Ayer alguien nombró el conocido poema Nadie es un isla de John Donne, poeta inglés contemporáneo de Shakespeare. Y sentí como nunca en mi piel el significado de que formamos parte de la Humanidad, y que cada vez que alguien muere, desaparece una parte de esa Humanidad  a la que pertenecemos. Por eso Hemingway pone los versos finales de este poema como epígrafe de su novela Por quién doblan las campanas. Y mi cotidianidad se hizo muy cuesta arriba al pensar en quienes les ha llegado la hora de partir, y en sus familiares, que ni siquiera tienen el consuelo de despedirlos y de recibir el abrazo de quienes los aman. La Humanidad somos todos.

Después pensé en que esto mismo sucede cada día, cuando la gente muere de hambre, de intolerancia o de olvido. También son Humanidad aunque no pertenezcan a lo que entendemos como nuestro ámbito cultural. Y me sentí culpable. Me ayudó mucho la mirada de la niña que aplaude en la ventana del otro lado de la calle como si esos aplausos de las siete fueran una fiesta. Y aprendí de golpe que este es el día de hoy, que hay que seguir como si fuésemos esa niña que no piensa en mañana, sino en el aplauso que realiza con entusiasmo.

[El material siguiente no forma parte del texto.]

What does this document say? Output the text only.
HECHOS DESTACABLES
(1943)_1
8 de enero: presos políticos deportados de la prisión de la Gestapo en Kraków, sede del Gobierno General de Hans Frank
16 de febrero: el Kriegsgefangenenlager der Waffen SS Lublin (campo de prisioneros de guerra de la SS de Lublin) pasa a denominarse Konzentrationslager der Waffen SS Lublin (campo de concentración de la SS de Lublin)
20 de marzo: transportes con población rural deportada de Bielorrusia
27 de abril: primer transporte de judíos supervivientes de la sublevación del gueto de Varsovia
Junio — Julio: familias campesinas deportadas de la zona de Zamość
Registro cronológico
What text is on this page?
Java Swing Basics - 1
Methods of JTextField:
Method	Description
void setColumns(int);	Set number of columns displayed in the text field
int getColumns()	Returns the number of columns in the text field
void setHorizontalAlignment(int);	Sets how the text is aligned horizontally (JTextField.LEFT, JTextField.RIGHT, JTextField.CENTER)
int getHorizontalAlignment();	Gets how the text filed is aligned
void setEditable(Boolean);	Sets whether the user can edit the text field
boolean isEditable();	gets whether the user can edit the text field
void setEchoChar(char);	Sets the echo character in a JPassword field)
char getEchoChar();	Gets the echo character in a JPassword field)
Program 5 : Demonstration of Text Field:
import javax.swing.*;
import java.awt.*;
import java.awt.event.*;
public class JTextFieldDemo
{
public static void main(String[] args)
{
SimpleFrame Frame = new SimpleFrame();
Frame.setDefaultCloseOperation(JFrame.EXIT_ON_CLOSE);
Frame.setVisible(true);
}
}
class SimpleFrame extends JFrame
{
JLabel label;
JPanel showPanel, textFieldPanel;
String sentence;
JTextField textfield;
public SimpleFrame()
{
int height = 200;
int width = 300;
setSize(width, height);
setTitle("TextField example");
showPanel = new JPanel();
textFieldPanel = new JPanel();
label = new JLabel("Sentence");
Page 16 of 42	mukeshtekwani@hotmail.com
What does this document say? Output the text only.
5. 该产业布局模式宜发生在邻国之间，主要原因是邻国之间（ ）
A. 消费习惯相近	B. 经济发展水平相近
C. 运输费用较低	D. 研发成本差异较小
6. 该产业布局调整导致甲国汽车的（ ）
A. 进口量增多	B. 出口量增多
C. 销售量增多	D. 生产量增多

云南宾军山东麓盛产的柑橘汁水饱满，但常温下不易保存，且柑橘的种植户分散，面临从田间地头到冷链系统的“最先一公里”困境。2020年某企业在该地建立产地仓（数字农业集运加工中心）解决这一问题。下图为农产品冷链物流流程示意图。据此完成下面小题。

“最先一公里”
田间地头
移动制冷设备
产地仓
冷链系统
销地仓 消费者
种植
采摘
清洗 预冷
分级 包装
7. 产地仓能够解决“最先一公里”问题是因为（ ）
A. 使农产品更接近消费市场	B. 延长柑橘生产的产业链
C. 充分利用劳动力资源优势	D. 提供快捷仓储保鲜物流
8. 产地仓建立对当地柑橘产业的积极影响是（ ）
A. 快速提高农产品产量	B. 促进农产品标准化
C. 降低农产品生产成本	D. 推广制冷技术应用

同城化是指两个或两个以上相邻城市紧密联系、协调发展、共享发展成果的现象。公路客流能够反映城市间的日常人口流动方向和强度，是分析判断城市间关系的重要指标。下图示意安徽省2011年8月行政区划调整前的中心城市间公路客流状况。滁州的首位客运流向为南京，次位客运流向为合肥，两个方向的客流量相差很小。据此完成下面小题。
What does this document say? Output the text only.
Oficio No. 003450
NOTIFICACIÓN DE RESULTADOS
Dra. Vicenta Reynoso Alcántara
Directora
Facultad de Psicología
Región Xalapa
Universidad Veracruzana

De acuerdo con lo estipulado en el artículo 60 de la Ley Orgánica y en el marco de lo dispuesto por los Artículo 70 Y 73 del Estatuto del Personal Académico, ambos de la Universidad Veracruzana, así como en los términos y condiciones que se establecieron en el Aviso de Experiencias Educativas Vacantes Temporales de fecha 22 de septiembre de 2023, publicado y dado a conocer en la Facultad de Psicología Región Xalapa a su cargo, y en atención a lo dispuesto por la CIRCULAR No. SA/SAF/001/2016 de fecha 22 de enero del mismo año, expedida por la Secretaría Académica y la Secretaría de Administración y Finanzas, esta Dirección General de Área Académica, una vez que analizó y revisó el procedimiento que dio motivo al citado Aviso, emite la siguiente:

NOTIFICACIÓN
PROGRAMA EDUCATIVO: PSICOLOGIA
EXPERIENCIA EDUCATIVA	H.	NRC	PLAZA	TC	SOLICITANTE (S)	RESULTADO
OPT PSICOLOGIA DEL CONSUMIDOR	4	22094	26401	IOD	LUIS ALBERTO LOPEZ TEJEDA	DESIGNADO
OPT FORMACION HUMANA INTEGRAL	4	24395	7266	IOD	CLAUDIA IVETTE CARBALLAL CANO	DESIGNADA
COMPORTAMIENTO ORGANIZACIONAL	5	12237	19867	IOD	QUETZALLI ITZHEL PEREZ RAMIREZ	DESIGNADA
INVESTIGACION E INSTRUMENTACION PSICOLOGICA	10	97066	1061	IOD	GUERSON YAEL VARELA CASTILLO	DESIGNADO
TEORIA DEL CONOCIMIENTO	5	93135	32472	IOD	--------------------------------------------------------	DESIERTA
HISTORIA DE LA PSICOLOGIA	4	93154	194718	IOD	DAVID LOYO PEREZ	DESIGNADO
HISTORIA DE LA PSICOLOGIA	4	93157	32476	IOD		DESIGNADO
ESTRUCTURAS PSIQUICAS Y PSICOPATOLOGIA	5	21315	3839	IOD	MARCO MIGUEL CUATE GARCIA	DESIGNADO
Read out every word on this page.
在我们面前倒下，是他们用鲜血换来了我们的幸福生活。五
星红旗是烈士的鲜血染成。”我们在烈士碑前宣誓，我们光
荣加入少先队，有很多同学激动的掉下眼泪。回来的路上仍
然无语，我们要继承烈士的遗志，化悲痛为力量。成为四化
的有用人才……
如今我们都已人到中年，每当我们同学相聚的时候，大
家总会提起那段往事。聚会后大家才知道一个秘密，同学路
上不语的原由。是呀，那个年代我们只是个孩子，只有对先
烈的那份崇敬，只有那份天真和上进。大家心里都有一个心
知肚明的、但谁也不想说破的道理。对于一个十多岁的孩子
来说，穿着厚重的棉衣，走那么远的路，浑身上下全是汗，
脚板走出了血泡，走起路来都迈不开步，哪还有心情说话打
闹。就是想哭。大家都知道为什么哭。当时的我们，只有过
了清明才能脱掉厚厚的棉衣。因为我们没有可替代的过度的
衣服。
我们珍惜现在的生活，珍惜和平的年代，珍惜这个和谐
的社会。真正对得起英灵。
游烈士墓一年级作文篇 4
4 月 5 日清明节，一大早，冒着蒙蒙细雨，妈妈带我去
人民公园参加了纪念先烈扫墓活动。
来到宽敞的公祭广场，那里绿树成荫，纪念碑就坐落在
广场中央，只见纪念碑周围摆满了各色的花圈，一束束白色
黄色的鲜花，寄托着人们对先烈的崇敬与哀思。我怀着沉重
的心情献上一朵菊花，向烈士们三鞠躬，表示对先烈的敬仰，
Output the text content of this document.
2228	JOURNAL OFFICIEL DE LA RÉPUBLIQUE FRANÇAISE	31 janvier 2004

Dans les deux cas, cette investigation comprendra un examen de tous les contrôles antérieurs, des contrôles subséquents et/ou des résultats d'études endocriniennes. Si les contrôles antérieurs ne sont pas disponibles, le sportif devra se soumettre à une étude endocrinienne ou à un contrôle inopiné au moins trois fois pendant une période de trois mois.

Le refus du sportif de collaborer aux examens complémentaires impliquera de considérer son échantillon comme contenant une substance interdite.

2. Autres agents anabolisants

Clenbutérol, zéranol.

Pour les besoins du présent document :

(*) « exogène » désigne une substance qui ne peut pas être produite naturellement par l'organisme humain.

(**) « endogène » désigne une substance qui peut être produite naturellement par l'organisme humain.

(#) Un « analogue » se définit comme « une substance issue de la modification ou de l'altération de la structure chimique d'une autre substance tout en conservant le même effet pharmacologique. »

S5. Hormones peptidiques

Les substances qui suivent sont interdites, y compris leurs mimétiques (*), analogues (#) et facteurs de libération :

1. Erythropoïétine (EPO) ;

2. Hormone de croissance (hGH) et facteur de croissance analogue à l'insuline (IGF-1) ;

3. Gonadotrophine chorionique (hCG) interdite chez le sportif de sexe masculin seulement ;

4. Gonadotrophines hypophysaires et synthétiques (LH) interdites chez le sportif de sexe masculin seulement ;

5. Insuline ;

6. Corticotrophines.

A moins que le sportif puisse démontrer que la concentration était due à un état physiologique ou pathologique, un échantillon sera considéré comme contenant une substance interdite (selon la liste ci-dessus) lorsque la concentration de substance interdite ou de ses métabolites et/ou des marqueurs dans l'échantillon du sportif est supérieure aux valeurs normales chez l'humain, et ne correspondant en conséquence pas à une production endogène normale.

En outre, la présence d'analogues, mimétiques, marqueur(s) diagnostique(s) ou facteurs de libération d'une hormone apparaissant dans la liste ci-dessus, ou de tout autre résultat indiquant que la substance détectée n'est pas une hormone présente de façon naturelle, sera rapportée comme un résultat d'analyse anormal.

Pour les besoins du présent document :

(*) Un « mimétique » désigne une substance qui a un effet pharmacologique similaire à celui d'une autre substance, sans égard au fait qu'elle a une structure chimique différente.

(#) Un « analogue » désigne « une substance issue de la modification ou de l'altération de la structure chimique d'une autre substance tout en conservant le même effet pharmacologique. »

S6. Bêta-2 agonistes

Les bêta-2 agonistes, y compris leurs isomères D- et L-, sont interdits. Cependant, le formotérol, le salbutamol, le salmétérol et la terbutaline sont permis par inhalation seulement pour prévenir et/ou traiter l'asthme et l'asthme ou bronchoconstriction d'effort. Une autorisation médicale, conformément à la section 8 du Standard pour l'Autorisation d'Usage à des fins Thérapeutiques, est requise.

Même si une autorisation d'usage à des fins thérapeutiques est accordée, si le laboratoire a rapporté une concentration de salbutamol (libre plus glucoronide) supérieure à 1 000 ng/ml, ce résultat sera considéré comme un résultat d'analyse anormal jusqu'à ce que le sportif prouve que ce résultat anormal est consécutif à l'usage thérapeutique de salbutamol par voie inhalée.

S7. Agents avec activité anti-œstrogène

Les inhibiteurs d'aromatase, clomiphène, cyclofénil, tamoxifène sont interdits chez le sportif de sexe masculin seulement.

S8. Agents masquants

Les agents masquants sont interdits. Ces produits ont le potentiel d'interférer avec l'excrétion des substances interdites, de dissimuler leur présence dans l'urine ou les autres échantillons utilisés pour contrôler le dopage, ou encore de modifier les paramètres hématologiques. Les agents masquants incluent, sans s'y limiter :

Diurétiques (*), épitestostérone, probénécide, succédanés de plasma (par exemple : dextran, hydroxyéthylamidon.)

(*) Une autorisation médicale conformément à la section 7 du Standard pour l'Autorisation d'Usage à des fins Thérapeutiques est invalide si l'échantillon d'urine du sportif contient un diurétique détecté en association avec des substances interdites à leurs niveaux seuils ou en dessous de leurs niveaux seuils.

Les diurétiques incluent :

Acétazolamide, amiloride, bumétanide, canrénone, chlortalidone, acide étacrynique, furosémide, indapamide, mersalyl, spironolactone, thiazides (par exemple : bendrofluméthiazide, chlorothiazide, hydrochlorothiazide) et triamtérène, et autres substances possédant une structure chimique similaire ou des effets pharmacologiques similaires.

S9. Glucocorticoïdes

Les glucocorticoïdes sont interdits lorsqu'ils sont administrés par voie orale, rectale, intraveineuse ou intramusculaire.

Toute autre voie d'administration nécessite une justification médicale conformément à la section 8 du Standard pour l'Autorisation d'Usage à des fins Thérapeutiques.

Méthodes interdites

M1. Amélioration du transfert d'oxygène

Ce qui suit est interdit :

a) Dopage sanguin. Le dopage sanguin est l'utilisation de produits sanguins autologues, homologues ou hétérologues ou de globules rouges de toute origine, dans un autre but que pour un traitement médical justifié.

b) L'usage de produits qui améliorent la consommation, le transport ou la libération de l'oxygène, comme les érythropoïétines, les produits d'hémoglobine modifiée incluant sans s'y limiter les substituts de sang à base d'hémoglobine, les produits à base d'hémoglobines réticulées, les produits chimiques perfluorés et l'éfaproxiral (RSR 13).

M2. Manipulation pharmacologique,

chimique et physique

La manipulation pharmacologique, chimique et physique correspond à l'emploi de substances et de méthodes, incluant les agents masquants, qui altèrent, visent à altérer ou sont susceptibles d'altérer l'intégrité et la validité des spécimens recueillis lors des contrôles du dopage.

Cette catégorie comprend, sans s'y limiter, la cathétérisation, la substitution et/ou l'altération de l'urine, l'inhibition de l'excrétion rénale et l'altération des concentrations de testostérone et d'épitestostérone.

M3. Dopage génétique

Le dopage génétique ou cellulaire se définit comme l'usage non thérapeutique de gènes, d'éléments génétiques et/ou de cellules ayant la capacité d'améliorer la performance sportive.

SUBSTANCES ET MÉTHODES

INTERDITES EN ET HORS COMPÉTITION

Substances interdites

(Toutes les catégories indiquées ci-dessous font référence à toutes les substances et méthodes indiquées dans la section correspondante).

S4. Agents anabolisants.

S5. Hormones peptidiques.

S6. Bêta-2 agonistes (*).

Hoy he escuchado en la radio una entrevista que le hacían a la Superiora de un convento de clausura, y le pedían consejo para resistir el confinamiento. Decía la Abadesa que vivir la clausura es otro aprendizaje, y su secreto es pensar solo en el día de hoy, en el presente, que es la misma receta de la niña que aplaude en la ventana de enfrente. Y eso hago ahora; pensar en hoy, ver si ya ha madurado el aguacate que todavía estaba verde ayer, y buscar en las estanterías lecturas aplazadas y admirar cada día más a quien me ayuda a que pueda sentir como la niña de la ventana de enfrente, o como la Abadesa de un convento de clausura, que es pensar en la vida aquí y ahora. Continuamos.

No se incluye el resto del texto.